Haus und Grund: Vorsitzender attackiert Behinderten

Der Vorsitzende des Eigentümer-Vereins droht seinem Stellvertreter mit ärztlicher Untersuchung, weil dieser an Multiple Sklerose leidet.

Wuppertal. Der von internen Zerwürfnissen erschütterte Verein „Haus und Grund Wuppertal und Umland“ kommt nicht zur Ruhe. In einem Brief fordert der erste Vorsitzende Jürgen Krüger den zweiten Vorsitzenden zum Rücktritt auf und droht damit, ihn andernfalls ärztlich auf seinen Geisteszustand untersuchen lassen zu wollen.

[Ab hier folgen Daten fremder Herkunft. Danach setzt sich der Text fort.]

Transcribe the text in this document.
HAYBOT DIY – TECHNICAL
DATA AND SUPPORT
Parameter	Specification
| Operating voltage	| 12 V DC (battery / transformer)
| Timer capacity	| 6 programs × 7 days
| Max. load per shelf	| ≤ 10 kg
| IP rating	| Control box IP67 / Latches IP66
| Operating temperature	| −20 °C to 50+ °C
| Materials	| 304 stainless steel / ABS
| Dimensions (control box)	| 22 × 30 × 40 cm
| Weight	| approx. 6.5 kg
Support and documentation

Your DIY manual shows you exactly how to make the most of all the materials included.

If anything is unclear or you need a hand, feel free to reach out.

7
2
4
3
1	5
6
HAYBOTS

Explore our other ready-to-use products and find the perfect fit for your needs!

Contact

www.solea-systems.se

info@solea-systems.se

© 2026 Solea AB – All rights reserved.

Der WZ liegt der brisante Brief vor, der bei Mitgliedern des Vereins und auch Mitgliedern von Haus und Grund in Barmen für Entsetzen sorgt. „Ich bin fassungslos über so viel Niedertracht einem Behinderten gegenüber“, erklärt etwa Reinhardt Schütz von Haus und Grund Barmen

In dem Brief schreibt der Vorsitzende Krüger an den zweiten Vorsitzenden: „Ich wusste zwar von Anfang an, dass Sie Rollstuhlfahrer sind und dachte zunächst, dass dies durch einen Unfall verursacht war. Mittlerweile habe ich gehört, dass Sie an Multiple Sklerose (MS) erkrankt sind, und zwar in einem fortgeschrittenen Stadium. Das hätten Sie mir . . . mitteilen müssen.“

Krüger schreibt weiter: „Aufgrund ihres Verhaltens, das schon zu viel Unheil und großen Nachteilen im Verein geführt hat, mache ich mir große Sorgen um Ihren Gesundheitszustand und noch mehr um das Wohl des Vereins. Sie sind schwer krank, zu krank, um wirklich eine konstruktiven postiven Beitrag im Vorstand von Haus und Grund leisten zu können.“

Anschließend fordert Krüger den zweiten Vorsitzenden zum Rücktritt auf. Anderenfalls „behalte ich mir vor, auf Ihre Kosten ein fachärztliches Gutachten zu Ihrer Person und zu Ihrer Erkrankung einzuholen.“ Zuvor hatte Krüger in seinem Brief zudem aufgeführt, dass Multiple Sklerose auch psychische Symptome, wie etwa eine paranoide Psychose, auslösen könne. Auslöse für die Attacke ist offensichtlich, dass Krüger dem zweiten Vorsitzenden vereinsschädigendes Verhalten bis hin zur Aufwiegelung der Mitarbeiter vorwirft.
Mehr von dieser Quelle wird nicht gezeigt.